A visitor will not accept a badly designed business website. (You wouldn't either.) You know this instinctively.
Alright. You need to get good design. But how?
Some of the answer we get from fashion.
Right now a change in fashion can be seen at sites built for Web 2.0. The bold lines, bright colors, use of gradient fills and large type faces are popular and becoming wide spread. Another, earlier, fashion change is apparent on corporate web sites. Ten years ago they had gray backgrounds and often emphasised burgundy as the main color: today you will never see this combination on a big business website. So, like design is contantly moving and shifting off the 'Net, it is frequently changing on-line.
This is what fashion does. Keep your site somewhat in line with fashion so it stays fresh and lively for your visitor. For this reason check your site every two or three years with a view to redesigning it.
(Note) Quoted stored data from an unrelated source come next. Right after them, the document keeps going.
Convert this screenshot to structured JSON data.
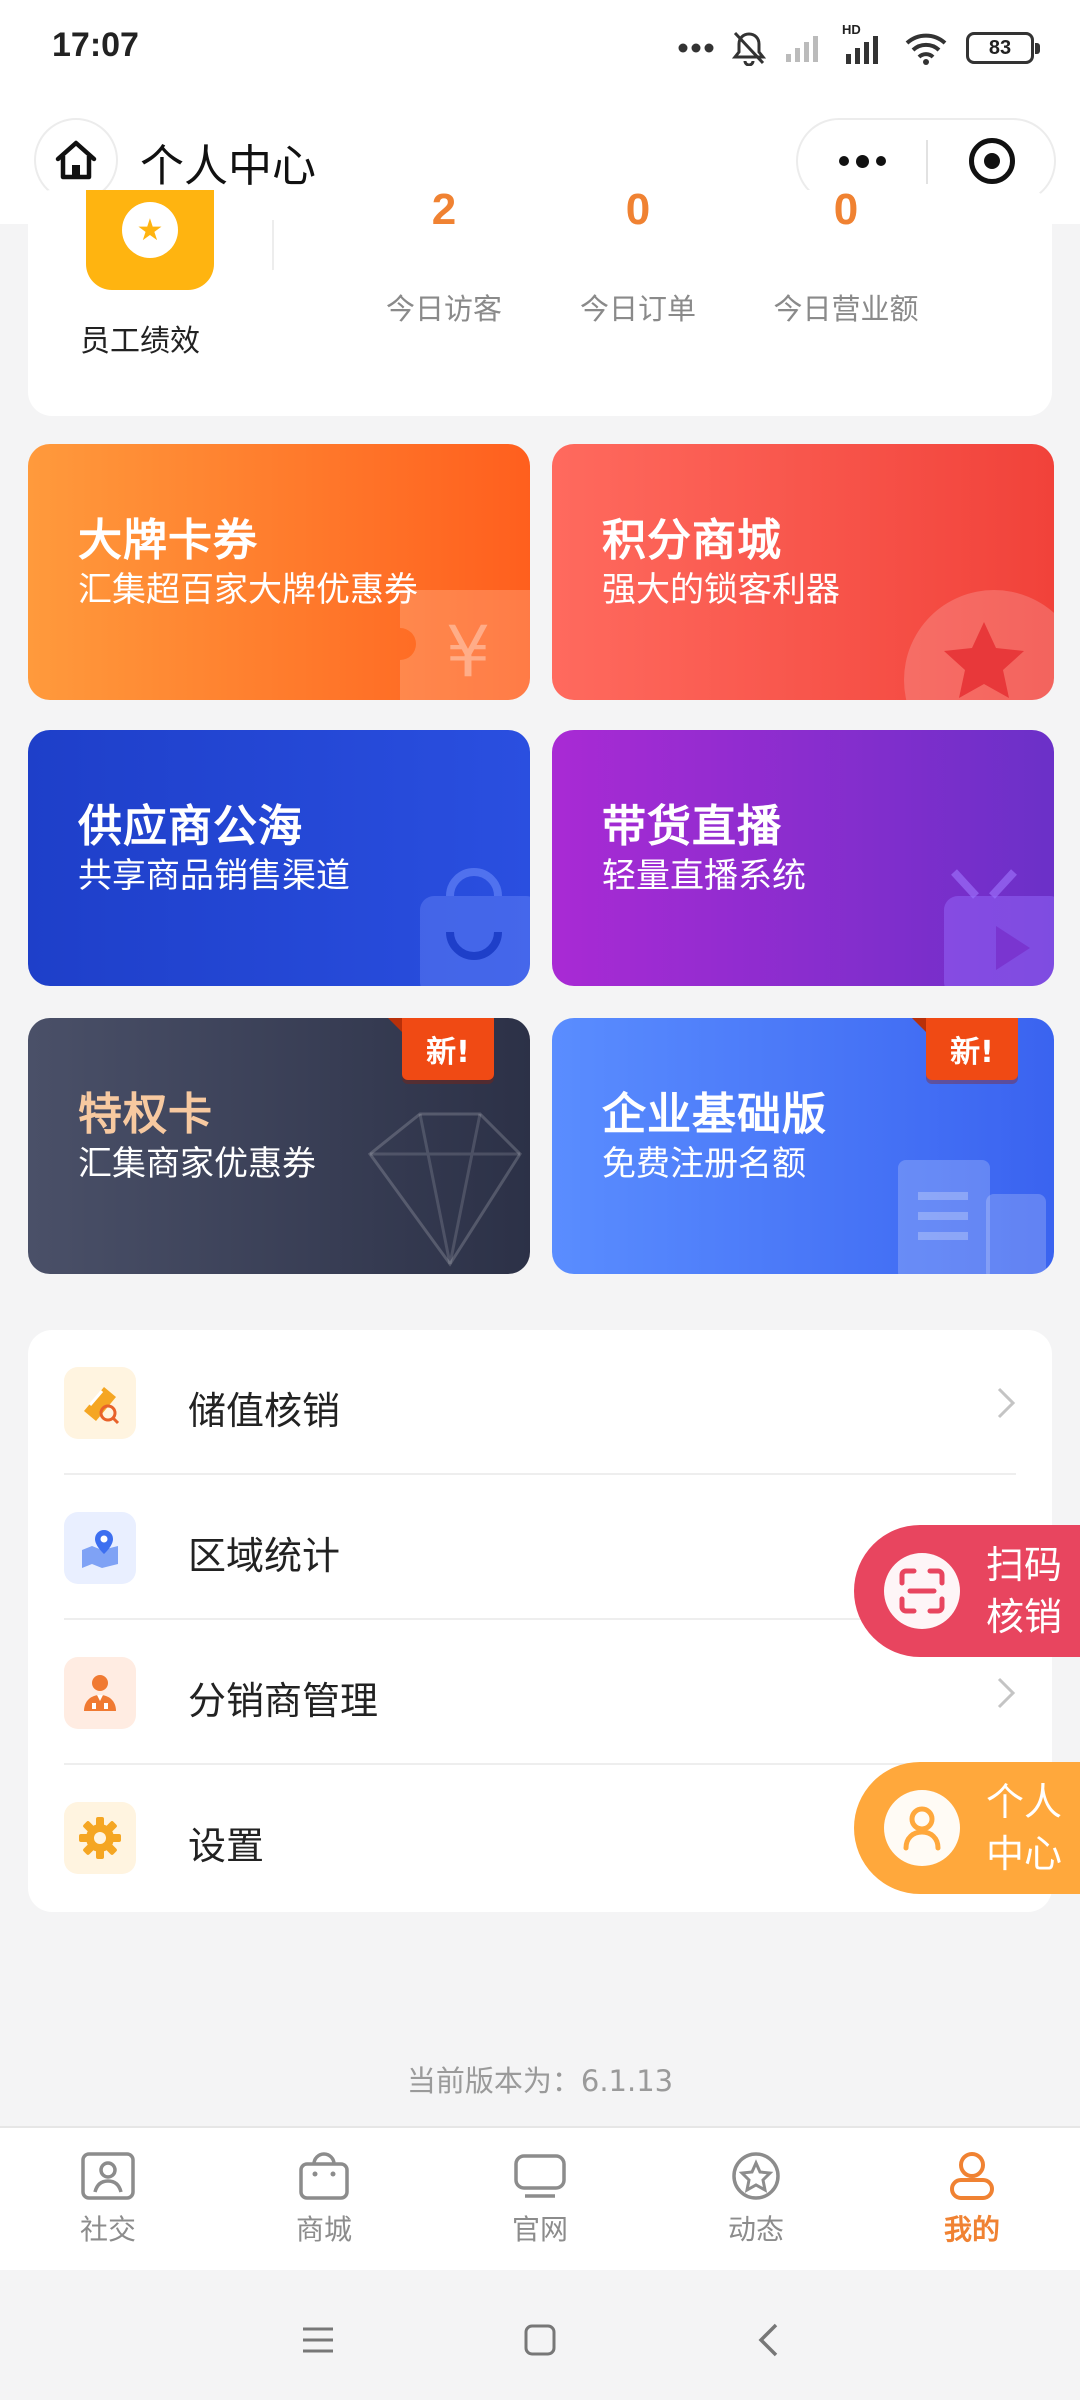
{
  "status_bar": {
    "time": "17:07",
    "battery": "83",
    "network_label": "HD",
    "icons": [
      "more-dots-icon",
      "bell-muted-icon",
      "signal-icon",
      "hd-signal-icon",
      "wifi-icon",
      "battery-icon"
    ]
  },
  "header": {
    "title": "个人中心",
    "home_icon": "home-icon",
    "more_icon": "more-dots-icon",
    "close_icon": "target-icon"
  },
  "stats": {
    "performance_label": "员工绩效",
    "items": [
      {
        "value": "2",
        "label": "今日访客"
      },
      {
        "value": "0",
        "label": "今日订单"
      },
      {
        "value": "0",
        "label": "今日营业额"
      }
    ]
  },
  "features": [
    {
      "title": "大牌卡券",
      "subtitle": "汇集超百家大牌优惠券",
      "badge": "",
      "colors": [
        "#ff9a3c",
        "#ff5f1e"
      ]
    },
    {
      "title": "积分商城",
      "subtitle": "强大的锁客利器",
      "badge": "",
      "colors": [
        "#ff6a5e",
        "#f1423a"
      ]
    },
    {
      "title": "供应商公海",
      "subtitle": "共享商品销售渠道",
      "badge": "",
      "colors": [
        "#1e3fc9",
        "#2a4fe0"
      ]
    },
    {
      "title": "带货直播",
      "subtitle": "轻量直播系统",
      "badge": "",
      "colors": [
        "#a92ad4",
        "#6b30c8"
      ]
    },
    {
      "title": "特权卡",
      "subtitle": "汇集商家优惠券",
      "badge": "新!",
      "colors": [
        "#4a5068",
        "#2c3147"
      ]
    },
    {
      "title": "企业基础版",
      "subtitle": "免费注册名额",
      "badge": "新!",
      "colors": [
        "#5a8dff",
        "#3a63f0"
      ]
    }
  ],
  "menu": [
    {
      "label": "储值核销",
      "icon": "stored-value-icon",
      "icon_color": "#f5a623",
      "icon_bg": "#fff4e0"
    },
    {
      "label": "区域统计",
      "icon": "map-pin-icon",
      "icon_color": "#4a7cf0",
      "icon_bg": "#e9efff"
    },
    {
      "label": "分销商管理",
      "icon": "distributor-icon",
      "icon_color": "#f07a32",
      "icon_bg": "#ffece2"
    },
    {
      "label": "设置",
      "icon": "gear-icon",
      "icon_color": "#f5a623",
      "icon_bg": "#fff4e0"
    }
  ],
  "floating": {
    "scan": {
      "line1": "扫码",
      "line2": "核销",
      "color": "#e8455f"
    },
    "profile": {
      "line1": "个人",
      "line2": "中心",
      "color": "#ffa83c"
    }
  },
  "version_text": "当前版本为：6.1.13",
  "tabs": [
    {
      "label": "社交",
      "icon": "social-icon",
      "active": false
    },
    {
      "label": "商城",
      "icon": "shopping-bag-icon",
      "active": false
    },
    {
      "label": "官网",
      "icon": "monitor-icon",
      "active": false
    },
    {
      "label": "动态",
      "icon": "star-circle-icon",
      "active": false
    },
    {
      "label": "我的",
      "icon": "user-icon",
      "active": true
    }
  ],
  "accent_color": "#f08232"
}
Design has a technology angle.
Satelite pictures and street from Google Earth, are now regularly turning up on websites. Because a map will be useful for certain types of customer, many sites are designed to include this cutting-edge technology. Email is another example. Early web sites didn't have the form-to-email box we now recognize on our contact pages. In fact, they didn't even have contact pages. Then, a visitor clicked on the words of email addresses and emailed with the email page that popped up.
Use the latest technology on your site if it will help your visitor, and your site will work better for them.
Website design is pushed by what visitors think looks cool and what you know is technically possible. To keep both you and your visitor happy, take them both into account when you build your web site.